Most hobbyist woodworkers will probably never need anything bigger than the 690LR, but for those who want to do a lot of work with big bits, a 3-1/4 horsepower router is a better choice. For demanding jobs on a regular basis, something like the Porter Cable 7538 or the Makita RO2301 would be a good fit. Big routers like these are pricier than the lower horsepower models, but they’re worth it when you need something with serious power.
Are you planning to do a lot of joinery and decorative profiles with your new router, or do you just need something for light trimming tasks? Laminate trimmers are small routers that can be operated with one hand. They’re designed to trim laminate and veneer, but can be used for a variety of other jobs.
For example, hobby CNC machines are usually equipped with laminate trimmers and are capable of routing signs, guitar bodies, templates, solid wood, plastic, and even non-ferrous metals like aluminum. A few manufacturers even make plunge bases for their laminate trimmers, which opens up even more possibilities like inlay work and mortising.
To turn your router into a joinery-making powerhouse, you’ll need a good router table. The router mounts in the table upside down, and instead of running the router over the workpiece, you run the workpiece over the router. You might be surprised at just how much this expands the tool’s capabilities.
Parts that are too small to work with a handheld router can be safely machined in a router table. You can install feather boards and hold-downs in the table to control the stock and produce more accurate cuts. Joints that would otherwise be impossible are easy: lock-miters, finger joints, cope-and-stick joints, and many others can be safely cut on the router table.
When shopping for a router table, look for something with a split fence. This means that the fence can be adjusted on either side of the bit, allowing you to increase or decrease the opening size according to the bit diameter. You don’t want a big gap between the bit and the fence, which could allow chunks of material to get stuck during operation, so get something that can be adjusted to provide the smallest gap possible.
Kreg, MLCS Woodworking, Bench Dog, and Woodpeckers make excellent router tables and fences. Some of their products can be expensive, depending on the options you choose to include. To get started, a simple phenolic or laminated table and the split fence should be just fine. In fact, many commercial woodworking shops never use anything fancier. But, if you do want all the bells and whistles like a micro-adjustable fence and above-the-table router lift, go for it. Just know that you’re going to spend as much as $1000.
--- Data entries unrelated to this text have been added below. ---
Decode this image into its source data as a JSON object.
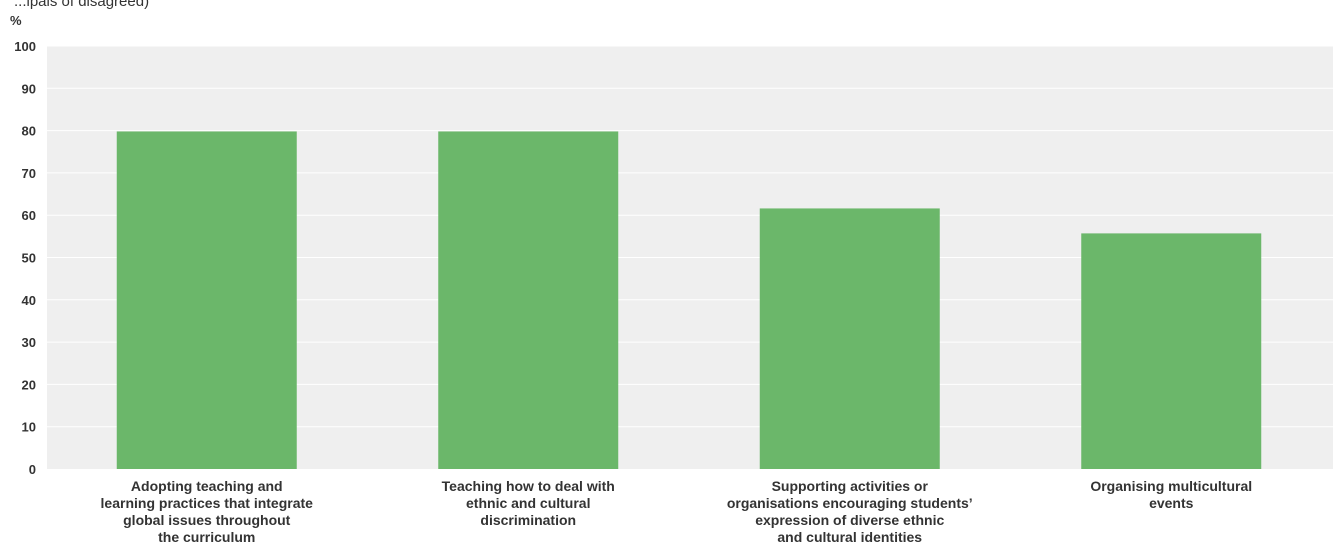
{
  "header": {
    "partial_caption": "...ipals of disagreed)",
    "y_unit": "%"
  },
  "chart_data": {
    "type": "bar",
    "categories": [
      [
        "Adopting teaching and",
        "learning practices that integrate",
        "global issues throughout",
        "the curriculum"
      ],
      [
        "Teaching how to deal with",
        "ethnic and cultural",
        "discrimination"
      ],
      [
        "Supporting activities or",
        "organisations encouraging students’",
        "expression of diverse ethnic",
        "and cultural identities"
      ],
      [
        "Organising multicultural",
        "events"
      ]
    ],
    "values": [
      79.8,
      79.8,
      61.6,
      55.7
    ],
    "yticks": [
      "0",
      "10",
      "20",
      "30",
      "40",
      "50",
      "60",
      "70",
      "80",
      "90",
      "100"
    ],
    "ylim": [
      0,
      100
    ],
    "ylabel": "%",
    "grid": true,
    "colors": {
      "bar": "#6bb76a",
      "plot_bg": "#efefef",
      "grid": "#ffffff",
      "text": "#333333"
    }
  }
}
For a less-expensive option, you can build your own router table. All you need is a flat piece of material like MDF or particleboard for the surface and fence, plus some 2x4s for the stand. To minimize friction, apply plastic laminate to the tabletop and fence. You can find dozens of plans for router tables online. If you have some basic tools like a miter saw and a drill, you should easily be able to build your own router table.
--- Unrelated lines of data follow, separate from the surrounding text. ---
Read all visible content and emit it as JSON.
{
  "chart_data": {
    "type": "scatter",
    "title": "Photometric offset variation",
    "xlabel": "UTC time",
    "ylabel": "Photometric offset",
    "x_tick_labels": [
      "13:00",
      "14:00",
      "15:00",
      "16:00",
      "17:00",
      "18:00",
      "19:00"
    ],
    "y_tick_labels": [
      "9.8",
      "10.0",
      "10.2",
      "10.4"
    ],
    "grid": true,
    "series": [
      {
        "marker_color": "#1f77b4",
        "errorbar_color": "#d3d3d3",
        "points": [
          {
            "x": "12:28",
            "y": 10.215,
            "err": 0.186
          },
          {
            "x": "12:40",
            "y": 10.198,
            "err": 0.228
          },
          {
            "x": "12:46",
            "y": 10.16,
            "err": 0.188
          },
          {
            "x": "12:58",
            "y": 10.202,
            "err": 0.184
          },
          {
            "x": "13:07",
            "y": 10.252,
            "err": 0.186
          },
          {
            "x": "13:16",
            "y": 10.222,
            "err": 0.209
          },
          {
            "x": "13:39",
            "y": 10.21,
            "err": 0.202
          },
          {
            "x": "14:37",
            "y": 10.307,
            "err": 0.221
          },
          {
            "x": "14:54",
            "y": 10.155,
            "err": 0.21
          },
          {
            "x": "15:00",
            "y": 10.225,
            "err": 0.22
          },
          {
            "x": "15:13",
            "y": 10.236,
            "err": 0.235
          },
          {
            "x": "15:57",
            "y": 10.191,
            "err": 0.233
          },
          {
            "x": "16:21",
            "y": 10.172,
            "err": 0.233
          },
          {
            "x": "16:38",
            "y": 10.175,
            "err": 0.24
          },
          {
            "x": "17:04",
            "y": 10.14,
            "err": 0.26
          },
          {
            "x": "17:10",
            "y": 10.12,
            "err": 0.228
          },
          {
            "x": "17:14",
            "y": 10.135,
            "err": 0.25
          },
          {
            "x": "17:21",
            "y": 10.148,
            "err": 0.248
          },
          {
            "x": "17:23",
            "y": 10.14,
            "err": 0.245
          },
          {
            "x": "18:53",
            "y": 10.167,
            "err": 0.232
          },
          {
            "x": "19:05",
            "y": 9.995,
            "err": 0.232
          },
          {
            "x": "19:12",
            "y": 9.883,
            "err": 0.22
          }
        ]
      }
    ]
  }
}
When selecting your first router, look for the best combination of features, durability, and price. Most of the professional-grade routers are comparable in quality and will come with both ¼” and ½” collets. Before purchasing a model designed for hobbyists like a Craftsman or Skil, make sure it doesn’t take only ¼” bits unless you’re sure you won’t ever need anything larger.
To get the most out of your router, you’ll probably want variable speed and a plunge base. The fixed/plunge base kits are great options that can save you a little money.
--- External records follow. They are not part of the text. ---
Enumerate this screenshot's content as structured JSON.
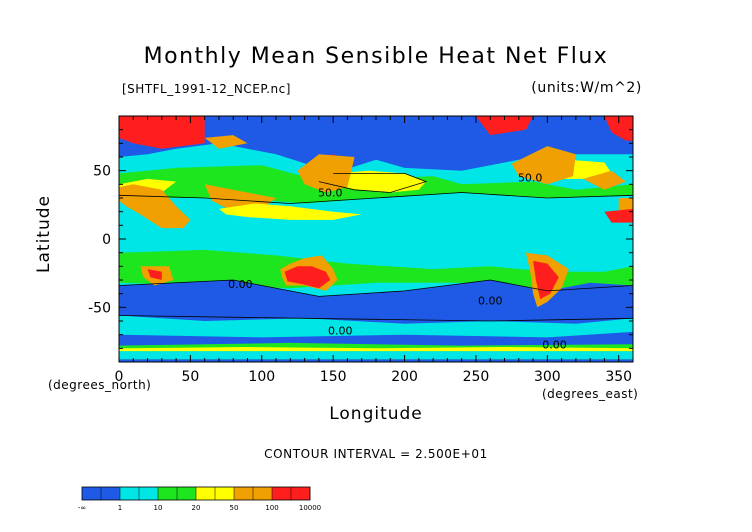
{
  "chart_data": {
    "type": "heatmap",
    "title": "Monthly Mean Sensible Heat Net Flux",
    "file_label": "[SHTFL_1991-12_NCEP.nc]",
    "units_label": "(units:W/m^2)",
    "xlabel": "Longitude",
    "ylabel": "Latitude",
    "x_unit_label": "(degrees_east)",
    "y_unit_label": "(degrees_north)",
    "xlim": [
      0,
      360
    ],
    "ylim": [
      -90,
      90
    ],
    "x_ticks": [
      0,
      50,
      100,
      150,
      200,
      250,
      300,
      350
    ],
    "y_ticks": [
      -50,
      0,
      50
    ],
    "contour_interval_text": "CONTOUR INTERVAL = 2.500E+01",
    "contour_labels": [
      {
        "text": "50.0",
        "x": 148,
        "y": 31
      },
      {
        "text": "50.0",
        "x": 288,
        "y": 42
      },
      {
        "text": "0.00",
        "x": 85,
        "y": -36
      },
      {
        "text": "0.00",
        "x": 260,
        "y": -48
      },
      {
        "text": "0.00",
        "x": 155,
        "y": -70
      },
      {
        "text": "0.00",
        "x": 305,
        "y": -80
      }
    ],
    "colorbar": {
      "colors": [
        "#1e5ae6",
        "#1e5ae6",
        "#00e6e6",
        "#00e6e6",
        "#1ee61e",
        "#1ee61e",
        "#ffff00",
        "#ffff00",
        "#f0a000",
        "#f0a000",
        "#ff1e1e",
        "#ff1e1e"
      ],
      "tick_labels": [
        "-∞",
        "1",
        "10",
        "20",
        "50",
        "100",
        "10000"
      ]
    }
  }
}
Professional woodworkers usually work with Porter-Cable, DeWalt or Bosch routers, so you can be confident that anything from these manufacturers should be able to handle your woodworking projects.
Finally, if you’re looking for a recommendation for the best overall value in a router, check out the DeWalt DW618K fixed/plunge kit mentioned above. You can’t beat the combination of power and features. It also comes with an adapter for Porter-Cable style guide bushings, a handy accessory for template work.